Normal activity came to a standstill at the UN refugee agency's headquarters in Geneva on Thursday afternoon as staff packed the atrium to observe a minute of silence for fallen colleagues in Algiers - drivers Karim Bentebal and Nabil Slimani. Driver Mahamat Mahamadou was killed in an unexplained shooting incident in Chad last week.

Assistant High Commissioner for Protection Erika Feller led the minute of silence as High Commissioner António Guterres was travelling on mission to the Democratic Republic of the Congo.

Since 1993, 10 UNHCR drivers have lost their lives serving the organization - in Afghanistan, Bosnia, Kenya, Rwanda, the Democratic Republic of the Congo, and in the last few days Chad and Algeria. Four drivers have been killed so far this year.

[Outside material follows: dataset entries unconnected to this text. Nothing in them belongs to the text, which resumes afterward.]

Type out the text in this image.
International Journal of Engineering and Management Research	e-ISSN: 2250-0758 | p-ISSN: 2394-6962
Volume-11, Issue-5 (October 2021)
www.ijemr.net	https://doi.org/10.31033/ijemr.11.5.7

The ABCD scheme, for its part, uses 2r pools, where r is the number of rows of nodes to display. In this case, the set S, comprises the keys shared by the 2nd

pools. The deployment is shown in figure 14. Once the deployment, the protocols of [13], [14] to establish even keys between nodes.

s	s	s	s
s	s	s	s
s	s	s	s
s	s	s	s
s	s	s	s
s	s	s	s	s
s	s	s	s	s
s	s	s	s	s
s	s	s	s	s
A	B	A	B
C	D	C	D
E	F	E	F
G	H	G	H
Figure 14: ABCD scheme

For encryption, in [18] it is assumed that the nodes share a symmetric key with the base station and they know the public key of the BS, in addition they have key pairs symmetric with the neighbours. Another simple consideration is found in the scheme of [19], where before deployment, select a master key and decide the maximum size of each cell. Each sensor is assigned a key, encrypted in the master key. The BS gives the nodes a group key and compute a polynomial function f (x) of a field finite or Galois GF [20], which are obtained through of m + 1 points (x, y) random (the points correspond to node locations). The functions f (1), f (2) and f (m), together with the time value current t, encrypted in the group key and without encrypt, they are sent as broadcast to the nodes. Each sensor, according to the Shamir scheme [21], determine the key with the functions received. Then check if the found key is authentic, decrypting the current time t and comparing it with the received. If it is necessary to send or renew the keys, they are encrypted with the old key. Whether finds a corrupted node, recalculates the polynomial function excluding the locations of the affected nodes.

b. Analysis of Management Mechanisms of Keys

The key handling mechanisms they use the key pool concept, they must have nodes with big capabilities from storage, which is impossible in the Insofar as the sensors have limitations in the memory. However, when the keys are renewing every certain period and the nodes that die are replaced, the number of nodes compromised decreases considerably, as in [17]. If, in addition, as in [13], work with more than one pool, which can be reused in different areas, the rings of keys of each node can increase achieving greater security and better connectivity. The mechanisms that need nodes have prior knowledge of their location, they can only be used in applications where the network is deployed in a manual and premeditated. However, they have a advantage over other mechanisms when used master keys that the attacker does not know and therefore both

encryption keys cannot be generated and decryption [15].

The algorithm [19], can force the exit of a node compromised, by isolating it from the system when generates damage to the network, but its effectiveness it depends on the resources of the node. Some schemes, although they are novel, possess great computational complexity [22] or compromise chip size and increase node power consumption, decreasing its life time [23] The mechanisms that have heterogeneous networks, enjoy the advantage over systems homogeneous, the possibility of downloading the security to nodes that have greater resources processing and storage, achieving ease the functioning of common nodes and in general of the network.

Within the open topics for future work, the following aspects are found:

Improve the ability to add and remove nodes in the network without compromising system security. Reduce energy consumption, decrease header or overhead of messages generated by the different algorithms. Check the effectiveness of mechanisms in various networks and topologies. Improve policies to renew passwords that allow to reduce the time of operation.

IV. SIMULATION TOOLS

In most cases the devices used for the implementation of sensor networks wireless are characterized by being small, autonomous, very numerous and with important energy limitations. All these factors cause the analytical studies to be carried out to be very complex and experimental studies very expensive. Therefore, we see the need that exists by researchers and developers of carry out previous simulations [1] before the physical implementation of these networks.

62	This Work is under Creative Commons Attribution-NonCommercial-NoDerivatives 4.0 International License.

Across the globe, some 895 UNHCR drivers based in capitals, field offices and sub-offices fan out along the streets, dirt roads, tracks and open country carrying staff and goods to distant refugee camps, isolated settlements of displaced people, detention centres, reception centres, airports and government buildings to name just a few locations. They drive through snow, monsoon rains, sandstorms and fine weather too.

But it's widely recognized that UNHCR's drivers do far more than drive, keep their vehicles in good order and passengers safe.

UNHCR's chef de cabinet Athar Sultan-Khan worked as UNHCR's representative in Algeria in 2000-2002 during a particularly difficult security period when staff were often confined to working and living in a hotel. He worked personally with both drivers killed in Tuesday's blast.

"Karim and Nabil were terrific people. They were our eyes and ears when security restricted our movements and they were a lifeline for the operation," said Sultan-Khan. "We relied totally and utterly on them during this period. They advised on local culture, the political situation and went far beyond their standard job as drivers," said Sultan-Khan who was shocked by the bombing and devastation caused to colleagues and their families.

As frontline staff, drivers are indispensable, working long hours under frequently difficult circumstances.

The High Commissioner has sent his condolences to the families of the staff members who lost their lives in the past week.